Et il précise que « le Gouvernement a créé une commission à cet effet. Les travaux sont coordonnés par l’EAGB sur le marché pour modifier l’installation électrique afin, en fait, de prévenir les incendies ».
Umaro Baldé garantit : « Nous travaillons vite, car il est clair qu’il faut revoir toutes les installations du marché, car elles ont été construites de manière précaire ».
Les défis
La situation sur le marché de Bandim reflète des défis plus larges dans le secteur énergétique national.

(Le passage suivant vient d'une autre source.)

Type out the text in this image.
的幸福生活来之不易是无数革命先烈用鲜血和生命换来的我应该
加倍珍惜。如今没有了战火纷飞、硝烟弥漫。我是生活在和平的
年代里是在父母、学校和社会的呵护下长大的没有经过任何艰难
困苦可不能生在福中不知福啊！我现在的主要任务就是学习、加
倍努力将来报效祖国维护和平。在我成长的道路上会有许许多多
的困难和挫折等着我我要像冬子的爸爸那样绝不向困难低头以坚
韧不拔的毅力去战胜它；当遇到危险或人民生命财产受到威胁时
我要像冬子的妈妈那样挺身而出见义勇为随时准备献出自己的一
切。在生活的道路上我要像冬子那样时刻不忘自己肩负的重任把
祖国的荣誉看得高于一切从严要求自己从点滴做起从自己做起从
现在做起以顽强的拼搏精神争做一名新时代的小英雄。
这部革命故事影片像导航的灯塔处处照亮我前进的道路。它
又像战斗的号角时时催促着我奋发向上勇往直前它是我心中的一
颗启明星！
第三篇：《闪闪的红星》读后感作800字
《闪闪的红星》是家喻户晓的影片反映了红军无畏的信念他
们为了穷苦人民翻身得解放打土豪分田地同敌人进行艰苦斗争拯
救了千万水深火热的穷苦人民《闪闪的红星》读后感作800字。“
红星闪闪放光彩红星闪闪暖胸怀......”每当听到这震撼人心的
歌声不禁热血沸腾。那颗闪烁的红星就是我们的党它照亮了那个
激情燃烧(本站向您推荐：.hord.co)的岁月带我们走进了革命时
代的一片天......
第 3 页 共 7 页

Malgré les progrès réalisés ces dernières années, la Guinée-Bissau continue de faire face à des difficultés liées à la production, à la distribution et à la commercialisation de l’énergie.
Même si le pays produit une certaine électricité, principalement à travers des centrales thermiques et des projets d’énergies renouvelables en cours de développement, une part importante provient du réseau régional de l’Organisation pour la valorisation du fleuve Gambie (OMVG).
Pourtant, les défis liés à la distribution, aux pertes commerciales et aux connexions clandestines au réseau persistent.
Appels à la population
Selon les données de la Société d’électricité et d’eau de Guinée-Bissau (EAGB), plus de la moitié de l’énergie ne génère pas de revenus en raison de la consommation illégale et d’autres pertes enregistrées dans le système. La situation limite la capacité d’investissement de l’entreprise pour étendre et moderniser le réseau électrique, ainsi que pour améliorer la qualité du service fourni à la population.
Le directeur général de l’EAGB, Carlos Alberto Handem, lance un appel à la population : « Nous demandons à la population de se rapprocher de l’EAGB pour conclure ses contrats ».
Et en guise d’encouragement, il rappelle : « Nous avons déjà baissé le prix des contrats d’électricité et d’eau pour permettre à davantage de personnes de régulariser leur situation. Cela nous aidera à identifier les clients qui ont effectivement un contrat avec l’entreprise. »
La Guinée-Bissau prépare la mise en œuvre de sa politique énergétique nationale pour la période 2025-2035. Grâce à cette stratégie, les autorités espèrent accroître l’accès à l’électricité, réduire les pertes du réseau et renforcer la sécurité énergétique du pays dans les années à venir.